Mary Arundell was earlier reputed to be among the learned women of her time as the alleged translator of the Sayings and Doings of the Emperor Severus and the Select Sentences of the Seven Wise Men of Greece. However, according to Grummitt, 'The claims once made for her literary attainments have proved to be unfounded; the translations of classical texts surviving among the royal manuscripts in the British Library, once attributed to her, are children's exercises written by her stepdaughter Mary, later duchess of Norfolk'.
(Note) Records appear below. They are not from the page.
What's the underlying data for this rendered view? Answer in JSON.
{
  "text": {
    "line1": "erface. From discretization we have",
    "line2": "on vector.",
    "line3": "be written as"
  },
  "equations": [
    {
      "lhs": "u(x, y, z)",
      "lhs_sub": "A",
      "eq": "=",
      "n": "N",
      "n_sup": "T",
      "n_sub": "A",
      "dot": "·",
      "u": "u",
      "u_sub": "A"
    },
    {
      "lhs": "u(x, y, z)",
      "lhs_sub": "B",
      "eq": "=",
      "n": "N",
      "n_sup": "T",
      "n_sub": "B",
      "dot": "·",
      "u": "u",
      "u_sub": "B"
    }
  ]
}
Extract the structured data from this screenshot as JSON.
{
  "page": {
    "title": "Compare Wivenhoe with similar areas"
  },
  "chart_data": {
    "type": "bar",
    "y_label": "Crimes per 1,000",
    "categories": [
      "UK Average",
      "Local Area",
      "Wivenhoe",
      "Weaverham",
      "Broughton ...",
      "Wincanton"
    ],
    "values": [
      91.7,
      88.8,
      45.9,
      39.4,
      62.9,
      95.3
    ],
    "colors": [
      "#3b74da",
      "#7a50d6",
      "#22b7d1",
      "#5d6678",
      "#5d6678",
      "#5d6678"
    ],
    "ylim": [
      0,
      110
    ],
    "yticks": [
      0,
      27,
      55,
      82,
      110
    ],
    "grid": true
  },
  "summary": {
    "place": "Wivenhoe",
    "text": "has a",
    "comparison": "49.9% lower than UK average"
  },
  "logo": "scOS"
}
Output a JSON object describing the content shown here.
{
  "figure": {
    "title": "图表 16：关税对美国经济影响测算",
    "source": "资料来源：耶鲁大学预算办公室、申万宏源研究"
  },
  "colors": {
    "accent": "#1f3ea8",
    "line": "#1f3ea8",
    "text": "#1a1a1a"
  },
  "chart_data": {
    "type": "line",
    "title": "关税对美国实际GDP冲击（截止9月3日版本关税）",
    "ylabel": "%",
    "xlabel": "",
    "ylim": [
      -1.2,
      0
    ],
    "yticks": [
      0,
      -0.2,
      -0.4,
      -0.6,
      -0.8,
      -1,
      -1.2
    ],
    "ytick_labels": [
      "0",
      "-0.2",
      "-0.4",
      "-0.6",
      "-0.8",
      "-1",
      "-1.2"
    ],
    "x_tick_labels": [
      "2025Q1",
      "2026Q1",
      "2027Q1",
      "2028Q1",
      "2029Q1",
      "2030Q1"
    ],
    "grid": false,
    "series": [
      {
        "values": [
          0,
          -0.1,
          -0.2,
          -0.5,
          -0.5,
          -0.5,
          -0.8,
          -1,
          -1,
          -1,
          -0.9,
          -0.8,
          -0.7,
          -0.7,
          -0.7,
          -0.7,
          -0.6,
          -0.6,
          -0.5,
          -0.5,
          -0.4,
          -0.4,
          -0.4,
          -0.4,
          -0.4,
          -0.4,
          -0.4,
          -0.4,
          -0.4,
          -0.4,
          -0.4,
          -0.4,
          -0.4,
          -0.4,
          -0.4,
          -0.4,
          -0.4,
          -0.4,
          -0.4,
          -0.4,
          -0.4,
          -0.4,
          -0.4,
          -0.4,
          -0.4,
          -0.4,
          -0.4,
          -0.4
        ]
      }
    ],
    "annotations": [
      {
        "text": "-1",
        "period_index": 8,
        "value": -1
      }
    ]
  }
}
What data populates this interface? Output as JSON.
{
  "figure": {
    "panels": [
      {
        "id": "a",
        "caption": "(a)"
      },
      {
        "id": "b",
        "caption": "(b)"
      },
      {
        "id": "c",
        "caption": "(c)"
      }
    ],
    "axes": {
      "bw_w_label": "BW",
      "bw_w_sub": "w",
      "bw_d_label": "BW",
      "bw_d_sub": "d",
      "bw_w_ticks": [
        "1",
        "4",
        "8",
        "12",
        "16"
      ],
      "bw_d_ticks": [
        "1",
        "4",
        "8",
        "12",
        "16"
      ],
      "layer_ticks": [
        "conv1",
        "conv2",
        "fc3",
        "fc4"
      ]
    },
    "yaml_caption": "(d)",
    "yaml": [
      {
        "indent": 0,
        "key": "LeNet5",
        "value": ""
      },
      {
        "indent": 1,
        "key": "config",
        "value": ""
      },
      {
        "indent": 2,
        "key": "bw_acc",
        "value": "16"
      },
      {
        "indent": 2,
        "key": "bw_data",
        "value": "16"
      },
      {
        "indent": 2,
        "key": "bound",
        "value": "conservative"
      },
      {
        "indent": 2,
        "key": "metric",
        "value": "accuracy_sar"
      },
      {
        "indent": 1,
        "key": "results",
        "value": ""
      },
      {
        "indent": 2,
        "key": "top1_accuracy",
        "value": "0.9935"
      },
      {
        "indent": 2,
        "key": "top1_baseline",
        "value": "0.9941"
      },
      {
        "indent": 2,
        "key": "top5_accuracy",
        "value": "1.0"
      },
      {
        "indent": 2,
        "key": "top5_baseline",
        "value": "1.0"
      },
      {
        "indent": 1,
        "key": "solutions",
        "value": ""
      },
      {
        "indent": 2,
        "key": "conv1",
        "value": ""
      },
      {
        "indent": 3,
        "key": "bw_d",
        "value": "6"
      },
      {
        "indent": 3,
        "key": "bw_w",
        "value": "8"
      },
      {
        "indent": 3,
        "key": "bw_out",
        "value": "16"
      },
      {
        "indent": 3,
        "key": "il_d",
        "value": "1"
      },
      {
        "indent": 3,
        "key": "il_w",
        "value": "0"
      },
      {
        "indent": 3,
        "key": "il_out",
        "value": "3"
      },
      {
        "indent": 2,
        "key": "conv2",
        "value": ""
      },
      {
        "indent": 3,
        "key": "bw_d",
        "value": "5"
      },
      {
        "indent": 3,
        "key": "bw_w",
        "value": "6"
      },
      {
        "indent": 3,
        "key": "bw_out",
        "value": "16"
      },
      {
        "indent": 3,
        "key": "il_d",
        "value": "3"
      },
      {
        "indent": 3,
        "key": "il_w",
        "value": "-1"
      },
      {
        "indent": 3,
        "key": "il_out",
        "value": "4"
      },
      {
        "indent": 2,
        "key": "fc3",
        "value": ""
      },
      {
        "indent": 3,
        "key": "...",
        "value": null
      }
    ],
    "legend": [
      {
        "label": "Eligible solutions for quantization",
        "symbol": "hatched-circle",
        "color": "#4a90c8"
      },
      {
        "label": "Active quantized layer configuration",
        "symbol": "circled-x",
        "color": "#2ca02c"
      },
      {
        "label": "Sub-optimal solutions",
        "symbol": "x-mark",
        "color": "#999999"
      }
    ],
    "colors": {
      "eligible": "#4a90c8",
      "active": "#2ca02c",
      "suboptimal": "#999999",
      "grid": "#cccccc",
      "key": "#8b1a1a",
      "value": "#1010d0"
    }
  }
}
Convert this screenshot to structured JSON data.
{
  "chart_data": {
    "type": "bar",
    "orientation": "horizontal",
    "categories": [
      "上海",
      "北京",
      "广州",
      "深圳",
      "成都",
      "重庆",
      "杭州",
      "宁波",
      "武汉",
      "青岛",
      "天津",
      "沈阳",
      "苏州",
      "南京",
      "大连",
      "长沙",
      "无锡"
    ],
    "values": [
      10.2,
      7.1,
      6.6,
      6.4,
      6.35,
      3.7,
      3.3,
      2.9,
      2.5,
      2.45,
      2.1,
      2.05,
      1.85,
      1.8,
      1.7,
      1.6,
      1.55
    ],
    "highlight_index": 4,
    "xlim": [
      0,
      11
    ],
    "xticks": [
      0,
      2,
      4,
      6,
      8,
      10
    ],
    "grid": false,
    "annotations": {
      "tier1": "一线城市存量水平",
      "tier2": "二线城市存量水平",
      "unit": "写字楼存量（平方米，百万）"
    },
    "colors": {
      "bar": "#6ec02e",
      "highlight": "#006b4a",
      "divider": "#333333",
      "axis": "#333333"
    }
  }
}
It is now known that these four collections of sententiae from Greek and English sources (BL, Royal MSS 12 A.i–iv) were translated into Latin, not by Mary Arundell, but by Mary FitzAlan, later the first wife of Thomas Howard, 4th Duke of Norfolk, and dedicated as New Year's gifts to her father, Mary Arundell's second husband, Henry FitzAlan, 19th Earl of Arundel (d. 24 February 1580). According to Hodgson-Wright, two were written before Mary FitzAlan's marriage and two afterwards, the final one having been co-translated with Mary FitzAlan's stepbrother, Sir John Radcliffe, Mary Arundell's only surviving son from her first marriage to Robert Radcliffe, 1st Earl of Sussex.

In addition to the confusion concerning her alleged authorship of these translations, Mary Arundell has also been confused with Margaret Acland, Lady Arundell (d. 1691), wife of John Arundell, 2nd Baron Arundell of Trerice (d. 1697), of another branch of the Arundells of Cornwall.

Mary Arundell died in London, and was buried at the church of St Clement Danes. A lead coffin, said to contain her remains, was found at Arundel Castle in 1847, and is now buried beneath the floor of the Fitzalan chapel there.

==Marriages and issue==
Mary Arundell married twice, producing only one surviving son from her first marriage:
- Firstly on 14 January 1537, as his third wife, to Robert Radcliffe, 1st Earl of Sussex (d. 1542), thus Mary Arundell became stepmother of Sussex's three sons and two daughters by his two previous marriages. His first wife, whom he married shortly after 23 July 1505, had been Elizabeth Stafford (the elder daughter of Henry Stafford, 2nd Duke of Buckingham by his wife Katherine Woodville) by whom he had three sons His second marriage, before 1 September 1532, was to Margaret Stanley (only daughter of Thomas Stanley, 2nd Earl of Derby by his wife Anne Hastings, daughter of Edward Hastings, 2nd Baron Hastings) by whom he had two daughters. Mary Arundell bore two sons to Sussex:
  - A first-born son baptised 22 March 1538 who died in infancy
  - Sir John Radcliffe (d. 1568), younger son
- Secondly on 19 December 1545 Mary Arundell married, as his second wife, Henry FitzAlan, 19th Earl of Arundel (d. 1580). There was no issue from the marriage, by which however Mary became stepmother to her new husband's three children from his first marriage to Katherine Grey (c. 1509–1542), second daughter of Thomas Grey, 2nd Marquess of Dorset (1477–1530) by his second wife, Margaret Wotton.